The introduction of new vaccines to prevent hepatitis A infection raises the question of the cost of these vaccines relative to immune globulin when short-term protection against hepatitis A is required. Since the prevalence of hepatitis A antibodies (anti-HAV) in the US population increases rapidly with age, testing for anti-HAV may decrease the cost of vaccination programs.
A cost-analysis model was developed that incorporates the cost of immune globulin or hepatitis A vaccine, the number of doses of vaccine, the cost of testing for anti-HAV in either commercial or public-sector laboratories, and the prevalence of anti-HAV in the general population by age.
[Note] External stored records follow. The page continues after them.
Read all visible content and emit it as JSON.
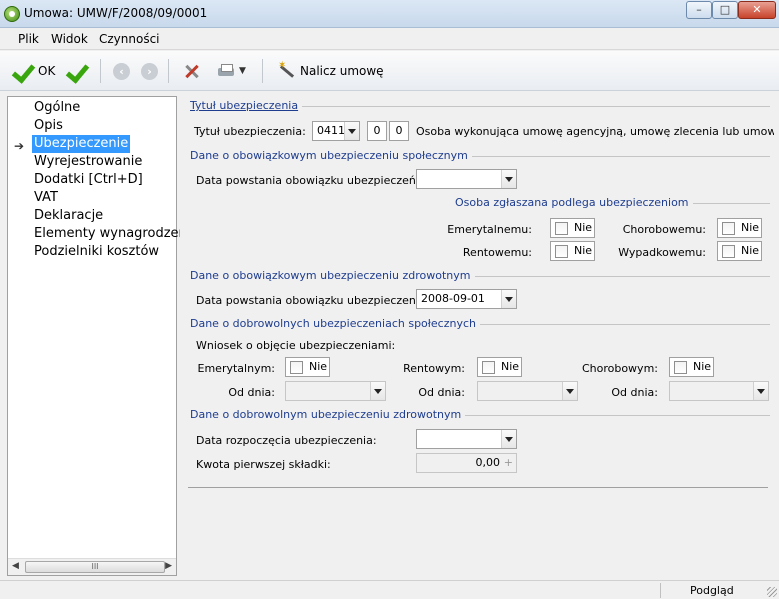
{
  "window": {
    "title": "Umowa: UMW/F/2008/09/0001"
  },
  "menu": {
    "items": [
      "Plik",
      "Widok",
      "Czynności"
    ]
  },
  "toolbar": {
    "ok_label": "OK",
    "calc_label": "Nalicz umowę"
  },
  "nav": {
    "items": [
      "Ogólne",
      "Opis",
      "Ubezpieczenie",
      "Wyrejestrowanie",
      "Dodatki [Ctrl+D]",
      "VAT",
      "Deklaracje",
      "Elementy wynagrodzeni",
      "Podzielniki kosztów"
    ],
    "selected_index": 2,
    "scroll_thumb": "III"
  },
  "sections": {
    "title_ins": {
      "heading": "Tytuł ubezpieczenia",
      "label": "Tytuł ubezpieczenia:",
      "code": "0411",
      "num1": "0",
      "num2": "0",
      "description": "Osoba wykonująca umowę agencyjną, umowę zlecenia lub umowę o św"
    },
    "social_mandatory": {
      "heading": "Dane o obowiązkowym ubezpieczeniu społecznym",
      "date_label": "Data powstania obowiązku ubezpieczeń:",
      "date_value": "",
      "subheading": "Osoba zgłaszana podlega ubezpieczeniom",
      "emerytalne_label": "Emerytalnemu:",
      "emerytalne_value": "Nie",
      "chorobowe_label": "Chorobowemu:",
      "chorobowe_value": "Nie",
      "rentowe_label": "Rentowemu:",
      "rentowe_value": "Nie",
      "wypadkowe_label": "Wypadkowemu:",
      "wypadkowe_value": "Nie"
    },
    "health_mandatory": {
      "heading": "Dane o obowiązkowym ubezpieczeniu zdrowotnym",
      "date_label": "Data powstania obowiązku ubezpieczenia:",
      "date_value": "2008-09-01"
    },
    "social_voluntary": {
      "heading": "Dane o dobrowolnych ubezpieczeniach społecznych",
      "request_label": "Wniosek o objęcie ubezpieczeniami:",
      "emerytalnym_label": "Emerytalnym:",
      "emerytalnym_value": "Nie",
      "rentowym_label": "Rentowym:",
      "rentowym_value": "Nie",
      "chorobowym_label": "Chorobowym:",
      "chorobowym_value": "Nie",
      "from_label": "Od dnia:"
    },
    "health_voluntary": {
      "heading": "Dane o dobrowolnym ubezpieczeniu zdrowotnym",
      "start_label": "Data rozpoczęcia ubezpieczenia:",
      "start_value": "",
      "fee_label": "Kwota pierwszej składki:",
      "fee_value": "0,00",
      "fee_plus": "+"
    }
  },
  "statusbar": {
    "text": "Podgląd"
  }
}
In comparison with hepatitis A vaccines, with expected costs between $10 and $25 per dose, use of immune globulin for postexposure prophylaxis or preexposure short-term (< or = 6 months) prophylaxis is much less expensive for all age groups. Testing for anti-HAV does not significantly diminish the cost of immune globulin regimens. In contrast, if anti-HAV testing is performed in a public-sector laboratory at $10 per test, and hepatitis A vaccine costs $10 per dose, testing reduces vaccination costs in those 40 years of age or older for a two-dose vaccine regimen and in those 30 years of age or older for a three-dose regimen. At the other end of the spectrum, if vaccine costs $35 per dose, commercial testing for anti-HAV at $25 per person reduces the costs in those 30 years of age or older if either a two- or three-dose regimen is elected. However, vaccine savings are realized in those 10 years and older if public-sector testing is performed and three doses of vaccine at $35 per dose are utilized. In an intermediate scenario of public-sector testing and vaccines costing $25 per dose, the cost would also be reduced in those 30 years old or older.
Testing for anti-HAV in frequent travelers, international government, business, and volunteer workers, military personnel, etc, may be an effective means of decreasing costs of hepatitis A prevention.